ZBTB7A and TGF-β1 possess dual, but context-dependent effects on tumor formation and development. Furthermore, ZBTB7A has been demonstrated to be a potential transcriptional regulator of TGF-β1 expression in human atherosclerotic arteries (19). In addition, TGF-β1 suppresses ZBTB7A expression in human bladder cancer cells (20). In the present study, the association between ZBTB7A and TGF-β1 was investigated in breast cancer. First, the effect of TGF-β1 on ZBTB7A expression was evaluated, which revealed that TGF-β1 significantly induced the expression of ZBTB7A through the PI3K-Akt signaling pathway in MCF-7 cells. TGF-β1 has been reported to suppress ZBTB7A expression in human bladder cancer cells, which is inconsistent with the results of the present study in breast cancer cells. The inconsistency may be explained by the context-dependent function of TGF-β1 and ZBTB7A in different tumor stages and tumor types, as described in previous studies (2–7,9–11). Next, the effect of ZBTB7A on TGF-β1 expression was evaluated, and it was revealed that the ectopic expression of ZBTB7A led to significant downregulation of TGF-β1 mRNA and protein expression levels in MCF-7 and 293T cells. The potential mechanisms of ZBTB7A-induced TGF-β1 expression were further evaluated, and ZBTB7A was demonstrated to inhibit the promoter activity of TGF-β1 PP1 (−702-+1 fragment) and TGF-β1 PP2 (−512-+1 fragment), suggesting that ZBTB7A regulates the transcription of TGF-β1 through the fragment of −512-+1 within TGF-β1 promoter sequences. However, the EMSA assay confirmed that ZBTB7A did not bind to the TGF-β1 promoter directly, indicating that ZBTB7A may suppress the promoter activity of TGF-β1 indirectly.

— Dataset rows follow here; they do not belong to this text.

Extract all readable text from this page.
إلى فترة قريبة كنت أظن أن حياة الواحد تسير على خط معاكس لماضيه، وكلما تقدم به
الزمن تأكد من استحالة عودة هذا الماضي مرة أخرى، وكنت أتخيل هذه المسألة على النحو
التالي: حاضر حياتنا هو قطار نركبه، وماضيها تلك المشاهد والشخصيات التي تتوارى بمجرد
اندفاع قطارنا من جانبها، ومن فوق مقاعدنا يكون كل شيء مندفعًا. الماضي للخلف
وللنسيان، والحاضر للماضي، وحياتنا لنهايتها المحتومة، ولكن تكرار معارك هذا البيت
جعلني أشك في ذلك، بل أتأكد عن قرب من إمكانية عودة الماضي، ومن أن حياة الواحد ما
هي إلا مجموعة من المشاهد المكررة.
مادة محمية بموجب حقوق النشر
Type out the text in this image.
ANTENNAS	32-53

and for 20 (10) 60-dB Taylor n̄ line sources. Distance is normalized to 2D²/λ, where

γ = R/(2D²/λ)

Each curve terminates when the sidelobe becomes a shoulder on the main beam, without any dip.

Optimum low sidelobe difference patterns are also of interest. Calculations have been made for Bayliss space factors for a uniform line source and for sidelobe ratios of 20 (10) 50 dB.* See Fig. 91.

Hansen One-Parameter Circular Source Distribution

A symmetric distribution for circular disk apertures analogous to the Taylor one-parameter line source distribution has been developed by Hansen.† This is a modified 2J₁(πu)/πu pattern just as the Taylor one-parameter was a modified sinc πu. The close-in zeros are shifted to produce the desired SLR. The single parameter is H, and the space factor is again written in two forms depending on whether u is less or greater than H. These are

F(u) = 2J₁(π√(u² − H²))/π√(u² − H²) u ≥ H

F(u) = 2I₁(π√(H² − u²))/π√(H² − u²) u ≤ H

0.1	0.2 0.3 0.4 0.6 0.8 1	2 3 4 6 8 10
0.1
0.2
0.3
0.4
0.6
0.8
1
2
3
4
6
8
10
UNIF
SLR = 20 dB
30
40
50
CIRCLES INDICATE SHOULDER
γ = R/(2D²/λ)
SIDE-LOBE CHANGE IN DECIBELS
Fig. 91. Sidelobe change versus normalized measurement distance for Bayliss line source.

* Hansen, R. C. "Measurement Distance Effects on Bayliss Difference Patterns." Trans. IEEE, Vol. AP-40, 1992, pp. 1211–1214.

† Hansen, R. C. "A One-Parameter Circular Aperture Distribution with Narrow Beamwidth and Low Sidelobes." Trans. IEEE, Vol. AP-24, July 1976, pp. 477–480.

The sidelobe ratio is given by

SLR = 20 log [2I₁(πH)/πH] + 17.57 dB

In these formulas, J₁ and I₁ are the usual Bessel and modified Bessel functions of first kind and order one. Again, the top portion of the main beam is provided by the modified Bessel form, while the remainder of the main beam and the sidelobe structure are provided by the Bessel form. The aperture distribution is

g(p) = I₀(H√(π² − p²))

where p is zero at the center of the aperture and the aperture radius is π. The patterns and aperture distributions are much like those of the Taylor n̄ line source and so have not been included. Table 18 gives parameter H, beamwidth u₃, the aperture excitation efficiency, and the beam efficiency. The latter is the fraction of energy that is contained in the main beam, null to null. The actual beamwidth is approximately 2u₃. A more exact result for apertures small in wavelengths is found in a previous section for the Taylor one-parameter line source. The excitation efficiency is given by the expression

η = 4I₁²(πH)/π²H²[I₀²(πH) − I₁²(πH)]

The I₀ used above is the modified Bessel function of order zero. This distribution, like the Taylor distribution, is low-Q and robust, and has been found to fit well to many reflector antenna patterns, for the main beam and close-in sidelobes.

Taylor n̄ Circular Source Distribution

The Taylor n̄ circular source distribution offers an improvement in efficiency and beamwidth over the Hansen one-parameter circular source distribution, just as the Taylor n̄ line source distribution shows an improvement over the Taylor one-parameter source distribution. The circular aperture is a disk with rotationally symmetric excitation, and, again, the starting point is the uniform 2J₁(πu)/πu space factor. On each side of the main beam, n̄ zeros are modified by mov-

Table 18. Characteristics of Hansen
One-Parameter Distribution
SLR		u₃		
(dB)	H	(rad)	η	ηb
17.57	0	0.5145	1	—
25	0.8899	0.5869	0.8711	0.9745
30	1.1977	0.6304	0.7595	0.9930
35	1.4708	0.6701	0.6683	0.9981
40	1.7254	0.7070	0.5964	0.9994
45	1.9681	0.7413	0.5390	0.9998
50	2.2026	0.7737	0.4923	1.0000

Taken together, the results of the present study suggested a negative feedback loop between ZBTB7A and TGF-β1 in breast cancer cells. To further confirm the results obtained from the cell model, a tissue microarray with 185 breast cancer samples was used, and the association between ZBTB7A and TGF-β1 expression was assessed. No significant correlation between the expression of ZBTB7A and TGF-β1 in breast cancer tissue was identified from the clinical data. The results of the tissue microarray were further confirmed using the Bittner breast data set in Oncomine, with 335 breast cancer cases. The results obtained from clinical analysis supported the existence of the negative feedback loop between ZBTB7A and TGF-β1 in breast cancer, resulting in the balance and homeostasis of ZBTB7A and TGF-β1 expression.

In conclusion, to the best of our knowledge, this is the first study to reveal a negative feedback loop mechanism between ZBTB7A and TGF-β1 in breast cancer, which may aid in understanding the pleiotropic functions of ZBTB7A in the TGF-β signaling network and in breast cancer progression.